Another one is core_error_kind
or CoreErrorKind
. It can be one of:
- 14 hardcoded strings.
- An array with at least two items:
- The first item is the string
Pattern parse error
. - The second item is a
Vec<String>
.
- The first item is the string
- An array with at least two items:
- The first item is the string
PartialParsing
. - The second item is a
Vec<Location>
.
- The first item is the string
The problem here is with choices 2 and 3. We're looking at something like
{"Pattern parse error", {"foo", "bar", "baz"}}
. I don't know how to create a
type like this in the Rust enum. There are no field names so I cannot make an
object.
You can also use this crate to run the Semgrep CLI. You can pass the rules as a
string and get the results in a struct. Create an instance of Args
:
pub struct Args {
/// Semgrep rules as a string.
pub rules: String,
/// value of the Semgrep `metrics` CLI argument, default is `off`
/// (`--metrics=off`). Note metrics will be collected regardless of this
/// field on certain invocations like `-c=p/default`. See the docs at:
/// https://semgrep.dev/docs/metrics/.
metrics: Metrics,
/// other flags, passed to the tool as-is before scan_paths and separated by
/// space.
pub extra: Option<Vec<String>>,
/// paths scanned with Semgrep.
pub paths: Vec<String>,
/// the output format
pub output_format: OutputFormat,
}
Like this:
let rule_as_string = "a string with one or more rules";
let paths = vec!["scan/code1/".to_string(), "scan/code2/".to_string()];
let metrics = false;
let format = semgrep_rs::OutputFormat::from_str("json").unwrap();
// Or just make a format using one of the enums.
let format2 = semgrep_rs::OutputFormat::JSON;
// pass any other cli switches.
let extra = vec!["--time".to_string(), "--timeout=10".to_string()];
let args = semgrep_rs::Args::new(
rules_as_string, paths, metrics, format, extra
);
// See the final command as a string and inspect it.

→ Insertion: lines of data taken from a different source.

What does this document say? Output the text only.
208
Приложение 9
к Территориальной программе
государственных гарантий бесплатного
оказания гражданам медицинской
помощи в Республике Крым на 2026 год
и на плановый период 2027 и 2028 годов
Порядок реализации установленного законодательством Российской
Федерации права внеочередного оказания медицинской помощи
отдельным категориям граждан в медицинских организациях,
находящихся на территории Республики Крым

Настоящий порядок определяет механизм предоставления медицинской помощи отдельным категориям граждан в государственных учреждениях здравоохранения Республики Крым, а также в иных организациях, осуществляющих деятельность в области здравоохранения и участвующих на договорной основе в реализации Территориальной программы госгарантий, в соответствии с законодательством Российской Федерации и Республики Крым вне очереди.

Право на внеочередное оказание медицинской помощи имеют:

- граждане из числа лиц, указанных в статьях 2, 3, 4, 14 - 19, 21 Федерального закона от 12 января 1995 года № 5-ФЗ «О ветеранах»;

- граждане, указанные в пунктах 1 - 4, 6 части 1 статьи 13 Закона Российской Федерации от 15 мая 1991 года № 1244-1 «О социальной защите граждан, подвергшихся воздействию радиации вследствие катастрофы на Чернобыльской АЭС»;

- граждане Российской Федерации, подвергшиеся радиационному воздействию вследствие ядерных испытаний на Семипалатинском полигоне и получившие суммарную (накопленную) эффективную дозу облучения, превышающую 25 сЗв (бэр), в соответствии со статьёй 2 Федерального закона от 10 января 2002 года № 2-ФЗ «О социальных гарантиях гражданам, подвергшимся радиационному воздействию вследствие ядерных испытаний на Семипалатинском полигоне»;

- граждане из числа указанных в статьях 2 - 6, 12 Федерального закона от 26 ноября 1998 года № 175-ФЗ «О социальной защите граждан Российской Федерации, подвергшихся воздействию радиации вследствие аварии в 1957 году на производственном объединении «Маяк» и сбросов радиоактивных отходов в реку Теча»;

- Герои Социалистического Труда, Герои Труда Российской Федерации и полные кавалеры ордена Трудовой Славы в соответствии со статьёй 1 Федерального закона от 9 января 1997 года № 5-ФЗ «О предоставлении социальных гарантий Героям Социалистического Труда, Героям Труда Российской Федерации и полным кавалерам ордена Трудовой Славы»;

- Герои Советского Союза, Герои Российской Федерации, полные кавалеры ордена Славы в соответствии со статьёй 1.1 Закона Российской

print!("{}", args.to_string());
// Run Semgrep and get the result in a struct.
let results: semgrep_rs::CliOutput = args.execute().unwrap();
// You can also convert it back to JSON to write to disk.
let bytes: Vec<u8> = results.to_json_bytes().unwrap();
Rust likes dual-licensing like this so here we go.
Licensed under either of Apache License, Version 2.0 or MIT license.
Unless you explicitly state otherwise, any contribution intentionally submitted for inclusion in this crate by you, as defined in the Apache-2.0 license, shall be dual licensed as above, without any additional terms or conditions.